A. A heat engine converts the flow of heat that results from a difference in temperatures into work. Write one or two sentences describing a heat engine that has a low efficiency by comparing the temperatures at which it operates.

b. How could you improve the efficiency of a heat engine by decreasing one of the temperatures at which the heat engine operates?

c. Calculate the amount of heat needed to warm 16.1 kg of water from a room temperature of 20.0°C to 60.0°C. Show your work.

d. A water heater has an efficiency of 67%. If the water heater takes in 6040 kJ of heat to heat up water for a dishwasher, how much total work does it provide?
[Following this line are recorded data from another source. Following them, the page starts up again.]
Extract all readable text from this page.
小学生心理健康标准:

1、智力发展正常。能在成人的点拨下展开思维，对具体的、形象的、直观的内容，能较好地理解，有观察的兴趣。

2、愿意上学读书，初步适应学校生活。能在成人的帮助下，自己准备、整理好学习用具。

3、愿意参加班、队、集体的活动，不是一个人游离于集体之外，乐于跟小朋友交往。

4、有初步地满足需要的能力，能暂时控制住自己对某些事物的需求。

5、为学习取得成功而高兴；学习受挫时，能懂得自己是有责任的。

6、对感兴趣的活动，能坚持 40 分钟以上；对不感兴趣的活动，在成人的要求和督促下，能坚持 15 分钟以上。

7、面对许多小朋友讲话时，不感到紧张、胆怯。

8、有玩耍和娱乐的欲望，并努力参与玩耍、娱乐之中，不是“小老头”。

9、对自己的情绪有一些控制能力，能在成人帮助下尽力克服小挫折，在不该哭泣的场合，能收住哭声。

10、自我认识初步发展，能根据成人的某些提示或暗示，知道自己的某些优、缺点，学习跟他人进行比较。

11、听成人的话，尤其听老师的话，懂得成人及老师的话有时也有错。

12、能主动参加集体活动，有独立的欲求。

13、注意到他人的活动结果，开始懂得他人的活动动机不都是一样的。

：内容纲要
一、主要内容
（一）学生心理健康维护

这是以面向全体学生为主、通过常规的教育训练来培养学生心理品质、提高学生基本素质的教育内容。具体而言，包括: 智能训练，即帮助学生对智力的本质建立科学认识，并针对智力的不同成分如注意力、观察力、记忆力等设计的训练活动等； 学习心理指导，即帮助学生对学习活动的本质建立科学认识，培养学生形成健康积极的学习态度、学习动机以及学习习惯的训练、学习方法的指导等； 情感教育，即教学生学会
Show your work.

e. How much energy is lost to the surroundings while heating the water for one cycle of the dishwasher? Show your work.

Answer 1

a) Heat efficiency in terms of temperatures is

`\eta=1-T_2/T_1`,

where T1 - heater's temperature, T2 - cooler's one. We see that when T1=T2, efficiency is 0. The more the difference between the temperatures, the more efficient is the machine.

b) By decreasing T2. For example, on the whole vehicle's efficiency is higher in cold weather.

с) Q=cm(t2-t1)=4200*16.1*(60-20)=2704800 J.

d) Unfortunately, it provides less total work than it takes:

Q=W*0.67=6040*0.67=4046.8 kJ

e) Lost = Consumed - useful = 6040-4046.8=1993.2 kJ.

Answer 2

PART A)

efficiency of the heat engine is defined as

`Efficiency = (W_(out))/(Q_(in))`

So it is ratio of output work and input Heat energy

So here we can say that

In order to increase the efficiency we have to increase the output work with less amount of input heat

this is related to temperature as

`efficiency =1 - (T_2)/(T_1)`

now we can say that in order to increase efficiency T2 must have to decrease and T1 have to increase

Part b)

now we can say that in order to increase efficiency T2 must have to decrease and T1 have to increase

So on decreasing the temperature T2 and increasing the temperature T1 we will get more efficiency of heat engine

Part c)

heat require to increase the temperature

`Q = ms\Delta T`

now we have

m = 16.1 kg

s = 4186 J/kg C

`\Delta T = 60 - 20 = 40^oC`

now we have

`Q = (16.1)(4186)(40) = 2.69* 10^6 J`

Part d)

Heat taken by heater = 6040 kJ

efficiency = 67%

now we have

`efficiency = (W)/(Q)`

`0.67 = (w)/(6040 kJ)`

`W = 4046.8 kJ`

Part e)

Energy lost to the surrounding = Heat given - Work done

Energy lost = 6040 kJ - 4046.8 kJ

Energy lost = 1993.2 kJ